Zweiter Armutskongress: Umsteuern und Zukunft schaffen

Ziel des Armutskongress ist eine Gesellschaft ohne Armut
Ziel des Armutskongress ist eine Gesellschaft ohne Armut

Darum geht‘s: Armut, Kongress, Berlin, Paritätischer

Nachdem beim ersten Armutskongress 2016 die Frage im Mittelpunkt stand, was Armut in einem reichen Land wie Deutschland bedeutet, wo sie produziert wird und wer davon betroffen ist, soll es bei der zweiten Auflag am 27. und 28. Juni in Berlin darum gehen, wie eine Gesellschaft aussehen könnte, in der es keine Armut gibt.

Die Fakten sprechen für sich: Die Möglichkeiten sozialer Mobilität nehmen beständig ab. Steuervermeidung findet sich immer häufiger bei Konzernen. Und auch der Wohnungsmarkt zeigt nicht direkt eine Perspektive für eine allgemeine Gerechtigkeit. Die durchaus als „falsch“ zu bezeichnende Verteilung von Reichtum anzugehen, haben sich viele Organisationen auf die Fahne geschrieben. Erst kürzlich gründete sich dafür das Aktionsbündnis „Reichtum umverteilen“, dem unter anderen bereits der Paritätische ebenso angehört wie ver.di und die AWO.

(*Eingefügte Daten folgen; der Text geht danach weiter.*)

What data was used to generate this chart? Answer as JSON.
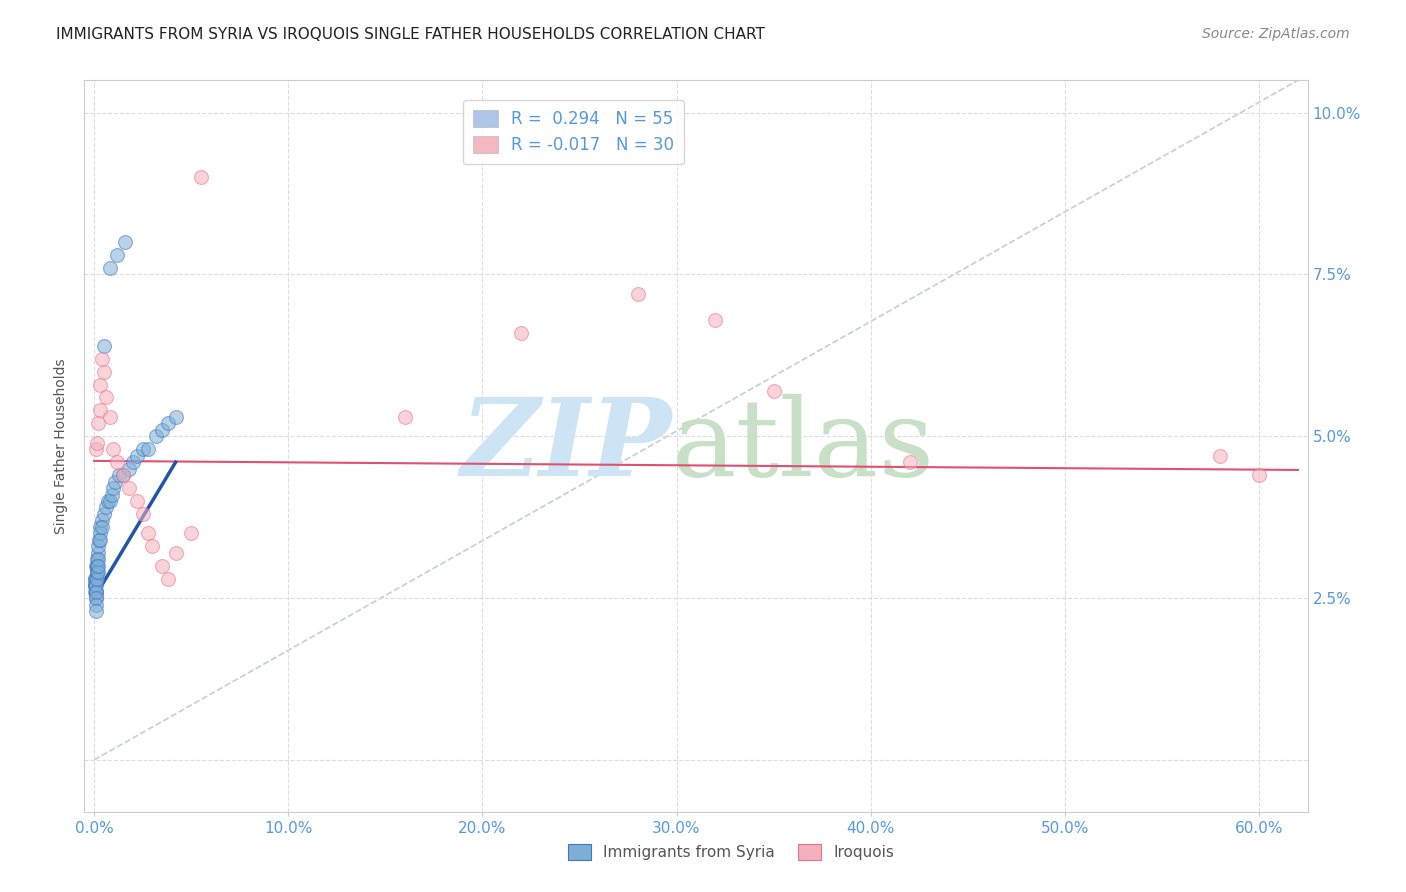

Erklärtes Ziel: eine Gesellschaft ohne Armut

Zur stärkeren Bündelung von Kräften und förderlichem Austausch fand im vergangenen Jahr zum ersten Mal der Armutskongress in Berlin statt. Nach ersten Sondierungen, wie genau sich die aktuelle Lage im Land gestaltet, soll in diesem Jahr ein klares Bild skizziert werden, wie eine Gesellschaft ohne Armut nicht nur aussehen, sondern vor allem erreicht werden kann. Unter dem Motto „Umsteuern – Armut stoppen. Zukunft schaffen.“ lädt der Paritätische Gesamtverband als Veranstalter wieder zu einer Vielzahl von Themen, die in Vorträgen und Workshops behandelt werden. Im letzten Jahr wurde beispielsweise der Erfolg der Tafeln beleuchtet oder Möglichkeiten der Hilfe zur Selbsthilfe aufgezeigt, um über Selbsthilfegruppen Wege aus der Armut zu finden.

Die Homepage des Kongresses verfügt auch über einen „Armutsblog“, der regelmäßig Informationen zu sozialen Belangen bringt, und hält auch auf dem Laufenden, was den Armutsbericht des Paritätischen anbelangt.